Tempus keek naar de piraat die dreigend op hen afkwam. Oblivios wou dat ze
deden wat hij zei.
''Oké, Oblivios'', verzuchtte hij, en
hij probeerde de orde te houden.
''Luister mensen, laten
we....'' Tempus verbeterde zich.
'''Laten we toch normaal
tegen elkaar doen''Het zicht begon te draaien rond zijn ogen, en hij
wankelde op zijn benen.
''Wat was hier aan de
hand''
Hij had zich nog nooit zo ellendig gevoeld als nu, de mensen
klonken als piepjes en hij kon niet meer op zijn benen staan.
''Iets was
hier niet goed''
Dusty zag dat zijn wederhelft het slecht had, hij voelde het.
Misschien werd de drukte hem teveel. Hij had ook zoveel stress achter de rug.
Plots zag Dusty dat Tempus lijkbleek werd. Hij snelde naar hem, en vroeg wat er
was. Maar een antwoord kreeg hij niet. Opeens drong het tot hem door. De
verbontenis, de verbontenis werd verbroken. Ze hadden een verbontenis gesloten
met de grootste boom in Claps, en beloofd hem altijd te beschermen, in ruil voor
eeuwig leven.
Zolang de boom leeft, blijven zij ook in leven. De
Verbontenis.
Dusty keek omhoog, en zag in een flits het onheil dat op hem
afkwam. Hij kroop snel onder de benen van Tempus. Er was niets wat hij hieraan
kon doen.
Tempus voelde zijn Anima bij zich. Hij voelde zijn gedachten.

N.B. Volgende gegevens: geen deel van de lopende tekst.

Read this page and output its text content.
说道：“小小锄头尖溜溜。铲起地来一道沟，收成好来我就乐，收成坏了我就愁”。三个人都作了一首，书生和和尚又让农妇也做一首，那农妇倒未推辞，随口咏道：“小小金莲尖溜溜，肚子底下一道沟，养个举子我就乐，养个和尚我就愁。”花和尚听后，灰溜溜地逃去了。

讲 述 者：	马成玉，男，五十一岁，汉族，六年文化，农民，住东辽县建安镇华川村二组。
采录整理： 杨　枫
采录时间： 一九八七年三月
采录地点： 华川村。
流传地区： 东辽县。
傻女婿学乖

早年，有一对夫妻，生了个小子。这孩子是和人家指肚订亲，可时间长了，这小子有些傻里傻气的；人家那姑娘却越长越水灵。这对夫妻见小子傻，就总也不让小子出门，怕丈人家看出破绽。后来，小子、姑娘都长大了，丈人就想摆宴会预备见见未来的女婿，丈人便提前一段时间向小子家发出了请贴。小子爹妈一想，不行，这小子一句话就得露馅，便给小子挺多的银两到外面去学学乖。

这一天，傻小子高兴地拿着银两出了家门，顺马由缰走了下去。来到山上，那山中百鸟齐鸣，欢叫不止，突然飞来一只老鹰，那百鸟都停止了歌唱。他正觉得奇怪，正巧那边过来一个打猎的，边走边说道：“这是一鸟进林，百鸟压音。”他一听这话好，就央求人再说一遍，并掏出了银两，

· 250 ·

''Het is de verbontenis Tempus, dat is het''
Tempus schrok van dit
en keek onmiddelijk omhoog. Wat hij toen zag, was het ergste wat hij ooit had
gezien. Tranen sprongen in zijn ogen.
''Nee!!!, mea
Arbore'', schreeuwde hij terwijl er een luid geraas klonk. Een gekraak
van takken galmde, terwijl de tijd in slow-motion leek te gaan.
Tempus zakte
neer op zijn knieen, terwijl de Grootste boom zijn weg naar de grond maakte, en
alles op zijn pad verpletterde.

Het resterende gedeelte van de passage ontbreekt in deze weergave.